Football suffered terribly because of delay over the John Terry decision
“We shouldn’t regulate for its own sake, but over-regulation and red tape has been used as a polemical bludgeon. We have probably been over-deferential to that rhetoric.” So said Lord Adair Turner, chairman of the Financial Services Authority, in 2008.
This was his admission that his organisation had failed to confront the too-big-to-fail banks, at a tremendous cost to society.
Nothing sport can do can spark a global financial crisis, but in its own small way football has its equivalents today. The 11-month-long disciplinary process that finally resulted in John Terry’s apology on Thursday for his racist remark towards Anton Ferdinand caused the game to suffer terribly.
The head of its regulator, the Football Association chairman, David Bernstein, said as much in The Daily Telegraph on Friday. “The reputation of English football has been damaged,” he wrote.

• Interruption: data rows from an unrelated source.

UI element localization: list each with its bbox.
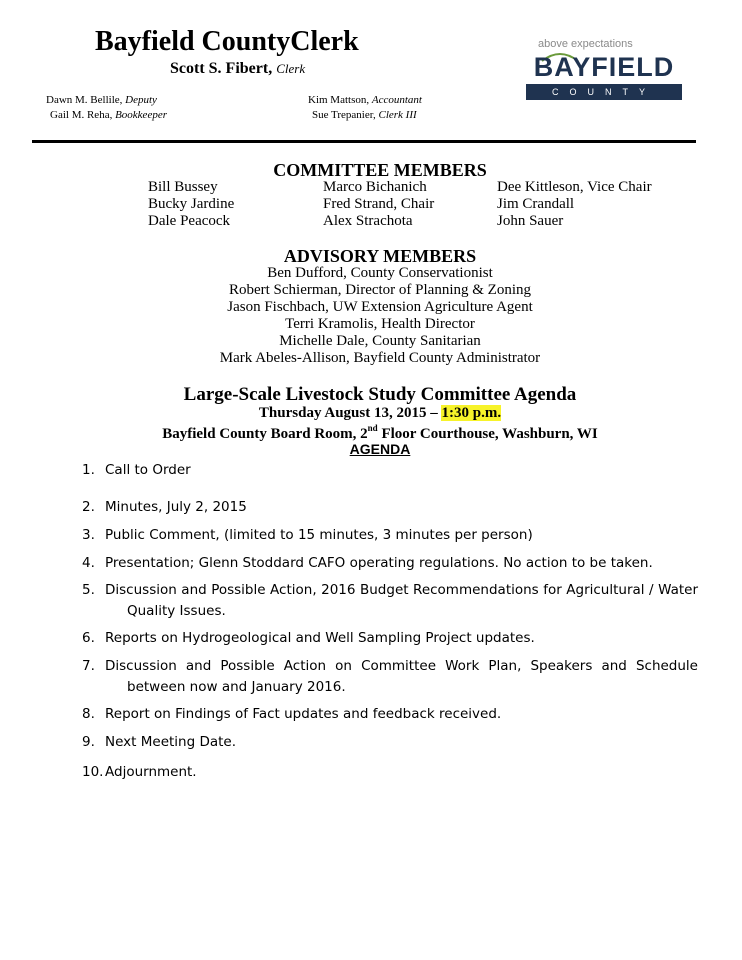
clerk-role: Clerk xyxy=(276,61,306,76)
agenda-item-text: Public Comment, (limited to 15 minutes, 3 minutes per person) xyxy=(105,527,533,543)
agenda-item xyxy=(82,497,698,518)
committee-heading: COMMITTEE MEMBERS xyxy=(273,160,487,180)
agenda-item-number: 8. xyxy=(82,706,95,722)
agenda-item-text: Adjournment. xyxy=(105,764,197,780)
logo-wordmark: BAYFIELD xyxy=(533,52,675,82)
staff-name: Dawn M. Bellile, xyxy=(46,94,123,106)
logo-band: COUNTY xyxy=(526,84,682,100)
agenda-item xyxy=(82,762,698,783)
agenda-item xyxy=(82,656,698,698)
agenda-item-text: Discussion and Possible Action, 2016 Budget Recommendations for Agricultural / Water Quality Issues. xyxy=(105,582,698,619)
agenda-label: AGENDA xyxy=(349,441,411,457)
page-title: Bayfield CountyClerk xyxy=(95,26,359,57)
meeting-title: Large-Scale Livestock Study Committee Agenda xyxy=(183,384,577,405)
agenda-item-text: Discussion and Possible Action on Committee Work Plan, Speakers and Schedule between now and January 2016. xyxy=(105,658,698,695)
agenda-item-text: Reports on Hydrogeological and Well Sampling Project updates. xyxy=(105,630,535,646)
agenda-item-number: 10. xyxy=(82,764,104,780)
agenda-item-number: 9. xyxy=(82,734,95,750)
agenda-item-text: Next Meeting Date. xyxy=(105,734,237,750)
logo-tagline: above expectations xyxy=(538,38,633,50)
clerk-line xyxy=(170,60,305,78)
meeting-location xyxy=(0,423,742,443)
header-divider xyxy=(32,140,696,143)
agenda-item-number: 5. xyxy=(82,582,95,598)
agenda-item-number: 7. xyxy=(82,658,95,674)
staff-name: Sue Trepanier, xyxy=(312,109,376,121)
agenda-item-number: 6. xyxy=(82,630,95,646)
agenda-item xyxy=(82,525,698,546)
agenda-item-number: 1. xyxy=(82,462,95,478)
advisory-heading: ADVISORY MEMBERS xyxy=(283,246,477,266)
committee-member: Bill Bussey xyxy=(148,179,218,195)
staff-accountant xyxy=(308,94,422,106)
agenda-item xyxy=(82,553,698,574)
bayfield-county-logo xyxy=(526,38,682,102)
agenda-item-text: Report on Findings of Fact updates and feedback received. xyxy=(105,706,502,722)
agenda-item xyxy=(82,628,698,649)
advisory-member: Ben Dufford, County Conservationist xyxy=(267,265,493,281)
staff-name: Gail M. Reha, xyxy=(50,109,113,121)
advisory-member: Robert Schierman, Director of Planning & Zoning xyxy=(228,282,532,298)
committee-member: John Sauer xyxy=(497,213,564,229)
advisory-member: Michelle Dale, County Sanitarian xyxy=(279,333,481,349)
meeting-date: Thursday August 13, 2015 – xyxy=(258,405,438,421)
committee-member: Marco Bichanich xyxy=(323,179,427,195)
agenda-item-number: 3. xyxy=(82,527,95,543)
committee-member: Fred Strand, Chair xyxy=(323,196,435,212)
committee-member: Jim Crandall xyxy=(497,196,575,212)
agenda-item-number: 4. xyxy=(82,555,95,571)
location-text: Bayfield County Board Room, 2 xyxy=(162,426,368,442)
agenda-item-number: 2. xyxy=(82,499,95,515)
advisory-member: Mark Abeles-Allison, Bayfield County Administrator xyxy=(219,350,541,366)
agenda-item xyxy=(82,732,698,753)
clerk-name: Scott S. Fibert, xyxy=(170,60,273,77)
advisory-member: Jason Fischbach, UW Extension Agriculture Agent xyxy=(227,299,533,315)
committee-member: Dee Kittleson, Vice Chair xyxy=(497,179,652,195)
staff-deputy xyxy=(46,94,157,106)
meeting-time: 1:30 p.m. xyxy=(441,405,502,421)
committee-member: Alex Strachota xyxy=(323,213,413,229)
agenda-item xyxy=(82,460,698,481)
staff-name: Kim Mattson, xyxy=(308,94,370,106)
committee-member: Bucky Jardine xyxy=(148,196,235,212)
agenda-item-text: Presentation; Glenn Stoddard CAFO operating regulations. No action to be taken. xyxy=(105,555,653,571)
staff-clerk-iii xyxy=(312,109,417,121)
meeting-datetime xyxy=(0,405,742,422)
committee-member: Dale Peacock xyxy=(148,213,231,229)
staff-role: Clerk III xyxy=(378,109,417,121)
agenda-item-text: Minutes, July 2, 2015 xyxy=(105,499,247,515)
staff-role: Accountant xyxy=(371,94,422,106)
agenda-item-text: Call to Order xyxy=(105,462,191,478)
location-text-rest: Floor Courthouse, Washburn, WI xyxy=(377,426,598,442)
staff-role: Bookkeeper xyxy=(115,109,167,121)
advisory-member: Terri Kramolis, Health Director xyxy=(285,316,475,332)
agenda-item xyxy=(82,704,698,725)
agenda-item xyxy=(82,580,698,622)
staff-bookkeeper xyxy=(50,109,167,121)
staff-role: Deputy xyxy=(125,94,157,106)
location-superscript: nd xyxy=(367,423,378,433)
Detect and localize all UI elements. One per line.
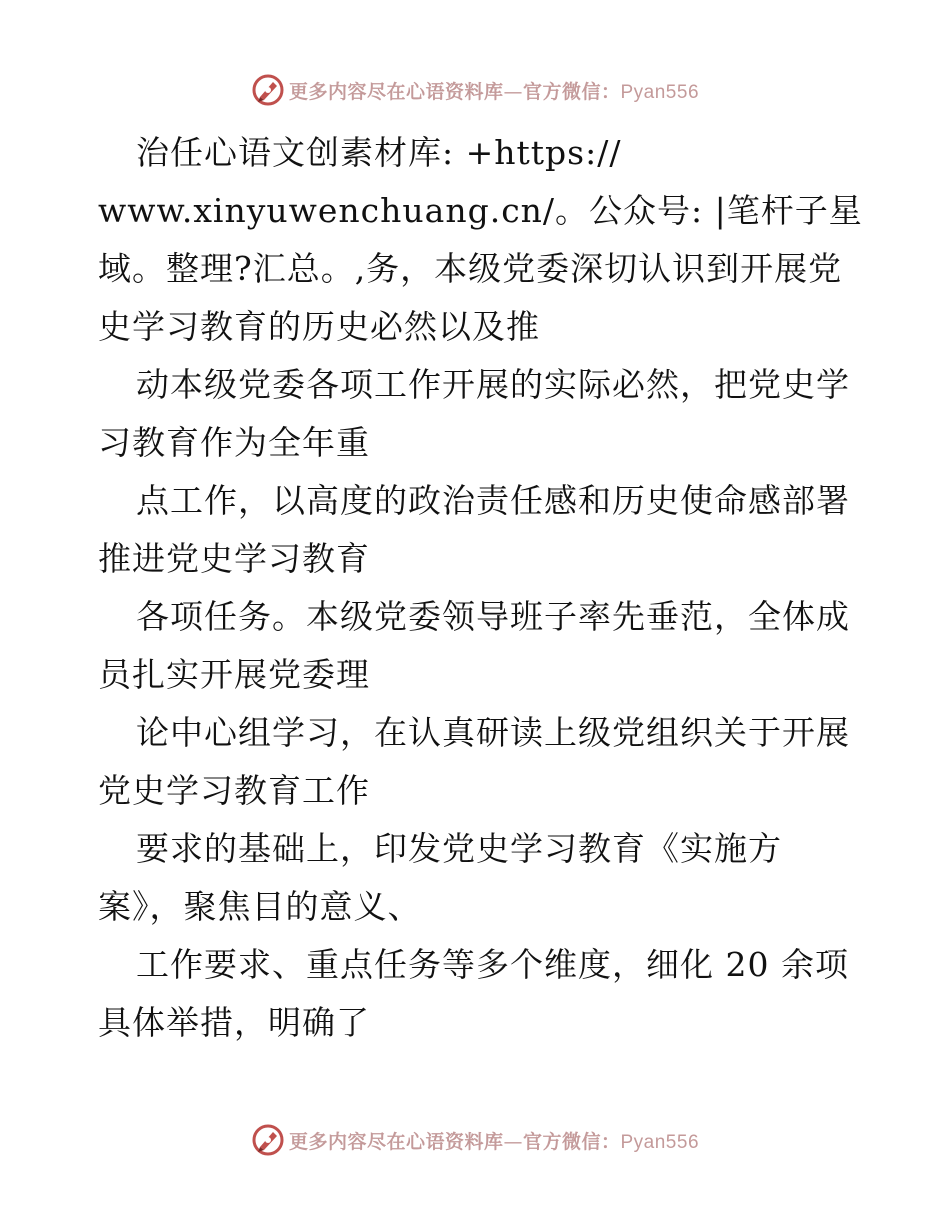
text-line: 史学习教育的历史必然以及推 — [98, 307, 540, 346]
text-line: 动本级党委各项工作开展的实际必然，把党史学 — [136, 365, 850, 404]
text-line: 点工作，以高度的政治责任感和历史使命感部署 — [136, 481, 850, 520]
text-line: 要求的基础上，印发党史学习教育《实施方 — [136, 829, 782, 868]
text-line: 推进党史学习教育 — [98, 539, 370, 578]
text-line: 员扎实开展党委理 — [98, 655, 370, 694]
pen-logo-icon — [251, 73, 285, 107]
banner-text: 更多内容尽在心语资料库—官方微信：Pyan556 — [288, 80, 700, 103]
text-line: 工作要求、重点任务等多个维度，细化 20 余项 — [136, 945, 849, 984]
text-line: 论中心组学习，在认真研读上级党组织关于开展 — [136, 713, 850, 752]
header-banner — [0, 70, 950, 110]
document-body — [98, 124, 863, 1052]
text-line: 习教育作为全年重 — [98, 423, 370, 462]
text-line: 具体举措，明确了 — [98, 1003, 370, 1042]
text-line: 案》，聚焦目的意义、 — [98, 887, 422, 926]
footer-banner — [0, 1120, 950, 1160]
text-line: 治任心语文创素材库: +https:// — [136, 133, 622, 172]
banner-text: 更多内容尽在心语资料库—官方微信：Pyan556 — [288, 1130, 700, 1153]
text-line: 各项任务。本级党委领导班子率先垂范，全体成 — [136, 597, 850, 636]
pen-logo-icon — [251, 1123, 285, 1157]
text-line: 党史学习教育工作 — [98, 771, 370, 810]
text-line: www.xinyuwenchuang.cn/。公众号: |笔杆子星 — [98, 191, 863, 230]
text-line: 域。整理?汇总。,务，本级党委深切认识到开展党 — [98, 249, 843, 288]
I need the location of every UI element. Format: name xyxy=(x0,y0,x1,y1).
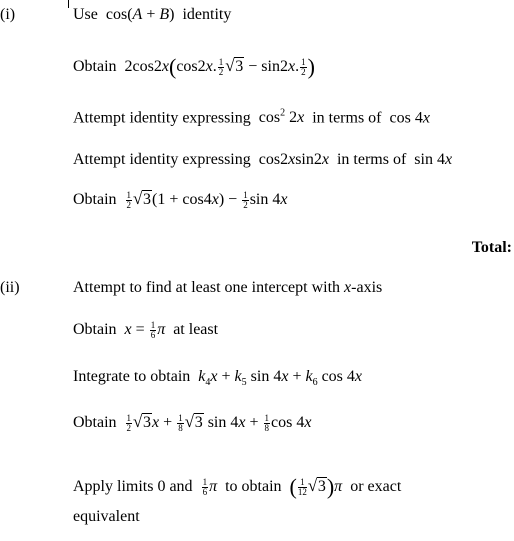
step-ii-5-cont: equivalent xyxy=(73,508,140,525)
step-ii-4: Obtain $\frac{1}{2}$ √ 3x + $\frac{1}{8}$ √ 3 sin 4x + $\frac{1}{8}$ cos 4x xyxy=(73,414,311,433)
step-i-2: Obtain 2cos2x(cos2x. $\frac{1}{2}$ √ 3 − sin2x. $\frac{1}{2}$ ) xyxy=(73,58,315,77)
step-i-4: Attempt identity expressing cos2xsin2x in terms of sin 4x xyxy=(73,151,453,168)
step-i-5: Obtain $\frac{1}{2}$ √ 3(1 + cos4x) − $\frac{1}{2}$ sin 4x xyxy=(73,191,287,210)
part-ii-label: (ii) xyxy=(0,279,20,296)
step-ii-5: Apply limits 0 and $\frac{1}{6}$ π to obtain ( $\frac{1}{12}$ √ 3)π or exact xyxy=(73,478,401,497)
margin-tick xyxy=(68,0,69,8)
total-label: Total: xyxy=(471,239,512,256)
step-ii-1: Attempt to find at least one intercept with x-axis xyxy=(73,279,383,296)
step-ii-3: Integrate to obtain $k_4x + k_5$ $\sin 4x + k_6$ cos 4x xyxy=(73,368,363,389)
step-i-3: Attempt identity expressing $\cos^2 2x$ in terms of cos 4x xyxy=(73,108,430,127)
step-ii-2: Obtain x = $\frac{1}{6}$ π at least xyxy=(73,320,219,340)
step-i-1: Use cos(A + B) identity xyxy=(73,6,232,23)
part-i-label: (i) xyxy=(0,6,16,23)
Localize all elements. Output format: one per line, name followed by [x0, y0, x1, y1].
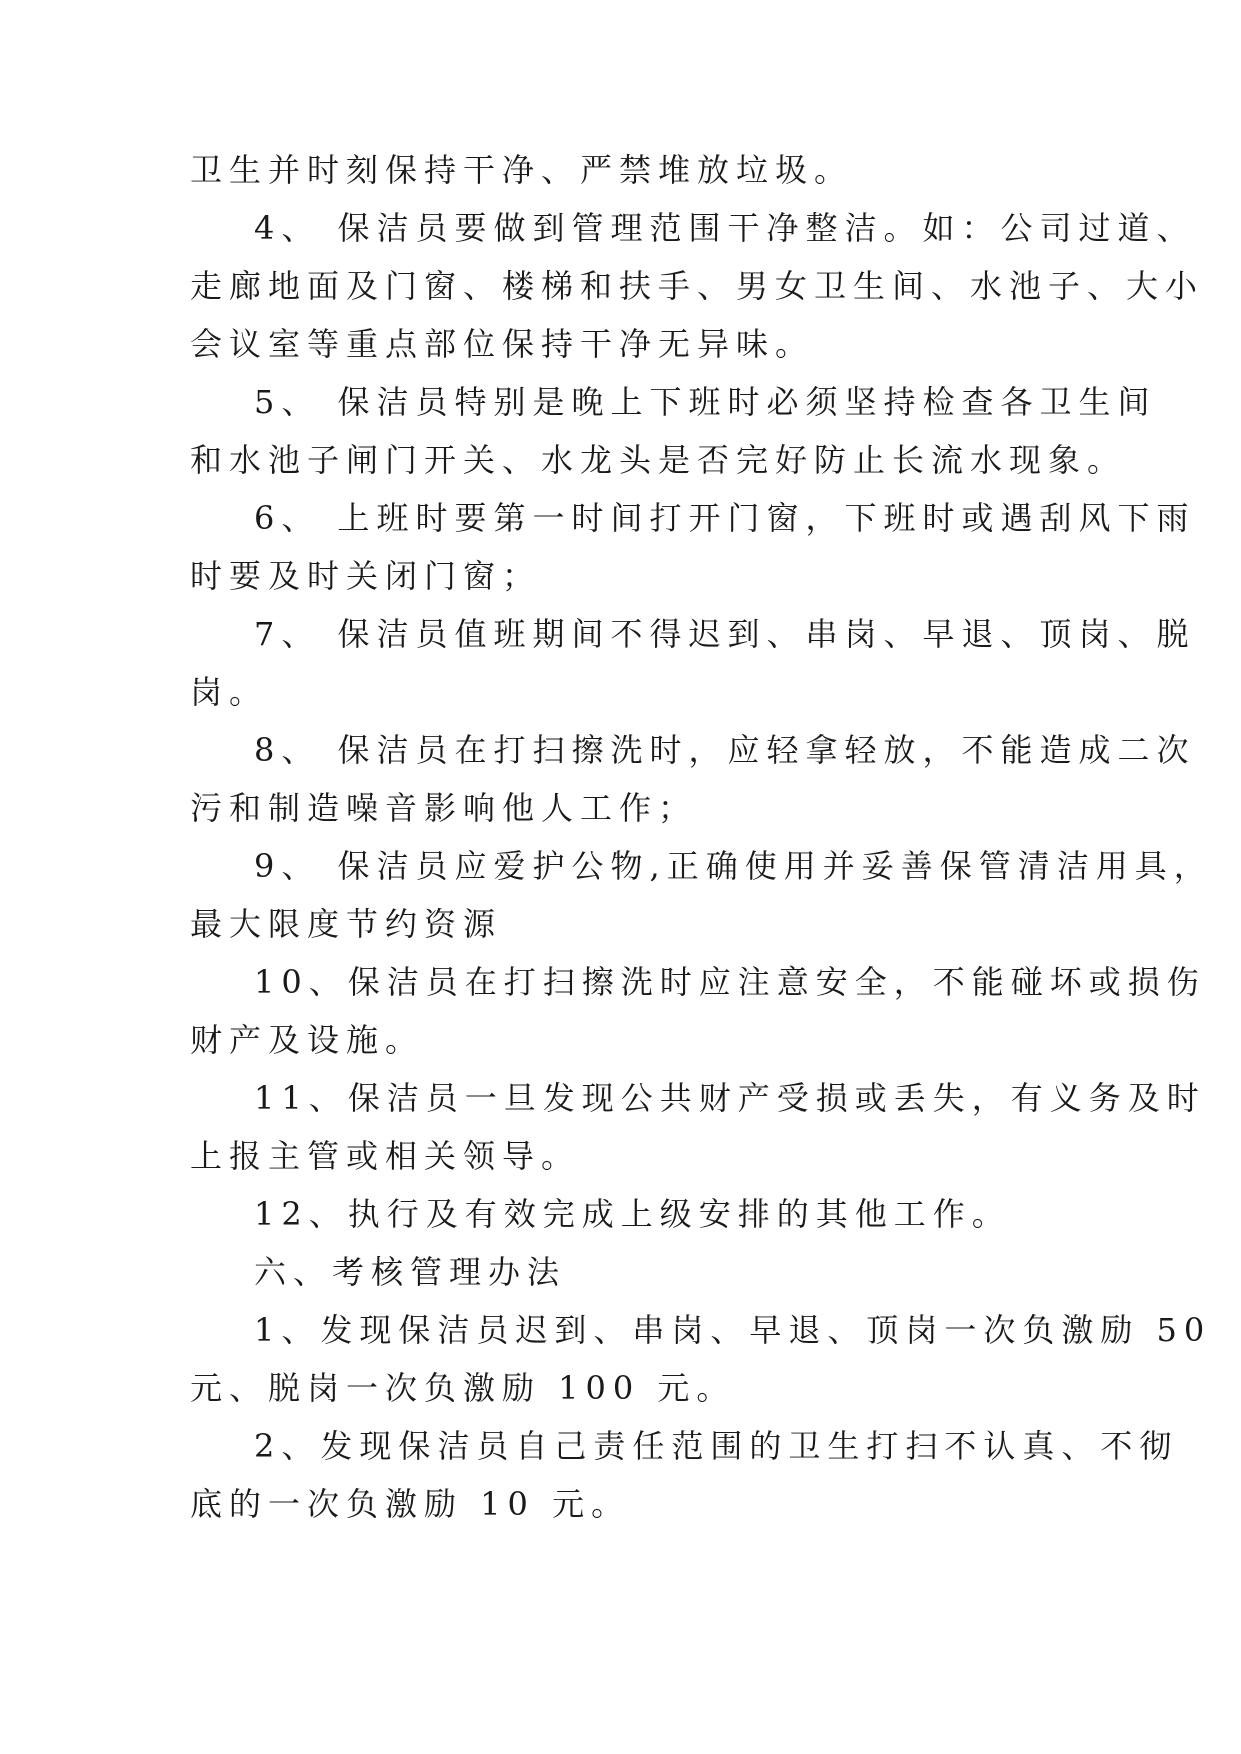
text-line: 岗。 — [190, 673, 269, 711]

Yet like the FSA and banking, much of the mess might have been made by the FA’s own failed regulatory structures and a refusal to confront the cosy relationships it has with the individuals and entities it governs.
Many in the game could not understand why the FA delayed its disciplinary proceedings against Terry until after the former England captain’s criminal trial. Finally Bernstein sought to explain it here yesterday, saying the FA was “asked to respect both the police investigation and, later, the Crown Prosecution [Service]’s criminal proceedings.”